The world and those who genuinely love you, want you to be the best you can be. Sometimes choosing health and fortitude means moving away bravely from what your broken and malnourished spirit would see.
When you were young, vulnerable and dependent on the survival of the adults in your life, you had no voice in the conditions in which you left people close to you. But his life is not like that now. You can say. You can choose the terms of your relationships and the people with whom you are approaching.
There is absolutely no obligation to choose people who are toxic just because they are familiar. If they are toxic, the truth is that they have not chosen it. The version of you that they chose is that which is less than the person you would be without them.

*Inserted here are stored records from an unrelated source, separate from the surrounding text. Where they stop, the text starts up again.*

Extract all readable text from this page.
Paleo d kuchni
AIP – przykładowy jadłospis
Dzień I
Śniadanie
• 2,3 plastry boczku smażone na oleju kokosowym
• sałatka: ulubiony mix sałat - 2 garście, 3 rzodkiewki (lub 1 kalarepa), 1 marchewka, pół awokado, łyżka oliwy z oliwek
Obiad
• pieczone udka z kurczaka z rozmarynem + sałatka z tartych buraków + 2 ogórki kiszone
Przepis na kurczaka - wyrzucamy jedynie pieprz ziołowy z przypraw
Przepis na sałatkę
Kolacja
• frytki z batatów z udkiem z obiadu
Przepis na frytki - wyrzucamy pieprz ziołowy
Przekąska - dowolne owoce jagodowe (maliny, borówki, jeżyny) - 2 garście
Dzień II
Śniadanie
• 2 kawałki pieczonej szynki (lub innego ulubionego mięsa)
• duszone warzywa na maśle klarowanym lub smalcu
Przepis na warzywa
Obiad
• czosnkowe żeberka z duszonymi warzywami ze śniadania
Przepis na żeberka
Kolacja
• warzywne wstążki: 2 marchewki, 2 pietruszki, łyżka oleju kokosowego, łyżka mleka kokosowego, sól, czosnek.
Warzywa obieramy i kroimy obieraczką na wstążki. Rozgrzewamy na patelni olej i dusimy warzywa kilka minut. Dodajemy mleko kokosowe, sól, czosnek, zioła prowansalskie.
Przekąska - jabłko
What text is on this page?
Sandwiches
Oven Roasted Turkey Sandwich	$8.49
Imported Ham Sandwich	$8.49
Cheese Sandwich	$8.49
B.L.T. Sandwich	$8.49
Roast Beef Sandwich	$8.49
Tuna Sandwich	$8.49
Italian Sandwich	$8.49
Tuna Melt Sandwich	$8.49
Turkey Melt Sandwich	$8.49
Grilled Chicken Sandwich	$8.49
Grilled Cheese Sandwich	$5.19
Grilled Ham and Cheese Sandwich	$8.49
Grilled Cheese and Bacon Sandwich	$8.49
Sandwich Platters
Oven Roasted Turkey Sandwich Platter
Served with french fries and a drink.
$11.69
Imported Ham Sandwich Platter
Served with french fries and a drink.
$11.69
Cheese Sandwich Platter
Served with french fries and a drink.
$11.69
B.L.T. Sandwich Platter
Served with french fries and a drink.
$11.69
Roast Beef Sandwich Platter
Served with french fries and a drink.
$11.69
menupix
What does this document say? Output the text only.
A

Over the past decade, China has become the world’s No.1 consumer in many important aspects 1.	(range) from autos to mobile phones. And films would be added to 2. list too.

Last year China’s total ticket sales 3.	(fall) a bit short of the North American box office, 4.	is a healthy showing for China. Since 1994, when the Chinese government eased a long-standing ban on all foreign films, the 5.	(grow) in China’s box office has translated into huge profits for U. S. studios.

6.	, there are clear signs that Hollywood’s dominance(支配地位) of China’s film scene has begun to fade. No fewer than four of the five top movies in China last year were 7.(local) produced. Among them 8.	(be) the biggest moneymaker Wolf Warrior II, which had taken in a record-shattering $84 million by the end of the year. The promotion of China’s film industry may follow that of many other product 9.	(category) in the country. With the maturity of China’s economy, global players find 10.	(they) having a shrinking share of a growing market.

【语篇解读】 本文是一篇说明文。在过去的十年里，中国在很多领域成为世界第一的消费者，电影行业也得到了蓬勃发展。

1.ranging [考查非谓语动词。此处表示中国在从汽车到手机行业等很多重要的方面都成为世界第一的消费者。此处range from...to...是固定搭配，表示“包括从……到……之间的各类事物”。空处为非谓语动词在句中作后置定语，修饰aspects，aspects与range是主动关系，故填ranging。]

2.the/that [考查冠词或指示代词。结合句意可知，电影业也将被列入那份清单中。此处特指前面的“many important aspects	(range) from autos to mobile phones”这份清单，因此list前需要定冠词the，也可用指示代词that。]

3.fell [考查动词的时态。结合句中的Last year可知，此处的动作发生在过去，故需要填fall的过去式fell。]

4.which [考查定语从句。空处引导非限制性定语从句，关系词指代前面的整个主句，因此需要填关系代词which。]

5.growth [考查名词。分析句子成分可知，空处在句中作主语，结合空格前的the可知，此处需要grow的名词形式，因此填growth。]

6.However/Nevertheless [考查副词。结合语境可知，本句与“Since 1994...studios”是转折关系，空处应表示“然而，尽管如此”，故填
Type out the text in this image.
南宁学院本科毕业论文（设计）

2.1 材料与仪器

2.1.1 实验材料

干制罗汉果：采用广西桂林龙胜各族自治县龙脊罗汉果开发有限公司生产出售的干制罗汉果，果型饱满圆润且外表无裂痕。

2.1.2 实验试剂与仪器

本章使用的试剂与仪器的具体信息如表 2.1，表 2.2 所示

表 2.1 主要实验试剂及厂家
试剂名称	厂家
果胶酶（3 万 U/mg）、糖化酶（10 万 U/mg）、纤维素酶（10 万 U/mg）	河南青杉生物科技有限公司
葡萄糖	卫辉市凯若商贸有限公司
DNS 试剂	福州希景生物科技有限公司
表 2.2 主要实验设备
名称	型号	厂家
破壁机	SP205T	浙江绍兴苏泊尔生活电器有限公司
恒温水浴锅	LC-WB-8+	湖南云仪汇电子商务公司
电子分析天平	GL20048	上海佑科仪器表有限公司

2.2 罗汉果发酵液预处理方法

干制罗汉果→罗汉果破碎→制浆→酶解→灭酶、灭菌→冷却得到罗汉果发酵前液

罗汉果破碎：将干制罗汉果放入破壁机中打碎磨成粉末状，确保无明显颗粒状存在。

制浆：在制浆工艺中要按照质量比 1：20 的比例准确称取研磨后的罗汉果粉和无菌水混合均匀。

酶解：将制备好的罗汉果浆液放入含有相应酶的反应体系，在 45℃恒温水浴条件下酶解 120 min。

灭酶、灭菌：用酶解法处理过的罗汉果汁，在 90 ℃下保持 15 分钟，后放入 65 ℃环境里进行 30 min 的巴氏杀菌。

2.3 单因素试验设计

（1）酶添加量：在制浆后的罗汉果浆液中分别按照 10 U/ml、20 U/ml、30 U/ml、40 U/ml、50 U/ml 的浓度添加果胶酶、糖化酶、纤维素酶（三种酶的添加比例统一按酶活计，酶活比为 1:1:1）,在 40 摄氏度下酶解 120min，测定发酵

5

Being away from a toxic relationship is not easy, but it is always brave and always strong. It is always good. And it’s always – always – worth it. This is the learning and growth that is hidden in the toxic confusion.
Letting go will probably come with guilt, anger and grief for the family or person you thought you had. They can fight more for you to stay. They will probably be more cruel, more manipulative and more toxic than ever. They will do what they always did because it always worked. Continue ahead and let each painful and small-hearted thing they say or make their way.
You can not fake toxic behavior or love it, eat it, drink it, smoke it, deprive it or throw it away. You can not avoid the impact by being smaller, bending over, curving or flexing. But you can get away from it – so far that the most guided toxic-fueled missile that is played on you will not find it.

One day they can reach it – not catch you, reach it – with the growth and healing of them, but, until then, choose your own health and happiness over the need to control it.
You can love people, release them and keep the door open on their terms, provided they are ready to treat you with love, respect and kindness. This is one of the most difficult lessons, but one of the most valuable and courageous.
Sometimes there are not two sides. There’s only one. Toxic people will make you believe that the only true side is theirs. It is not. It never was. Do not believe in the highly sick and petty version of love. He is drawing his breath, suffocating and that slowly goes to kill him if you allow it, and the way he “lets” you is to stand still while he turns around you, looks and shoots.
If you want to stay, it’s all good, but see your toxic behavior as it is – a desperate attempt to keep it small and controlled. Be older, stronger, braver than anything that may diminish. Be authentic and real and give yourself everything you need to let this happen. Be it. Be him. Whoever it may be, if the little minds and hearts of others can not stop it.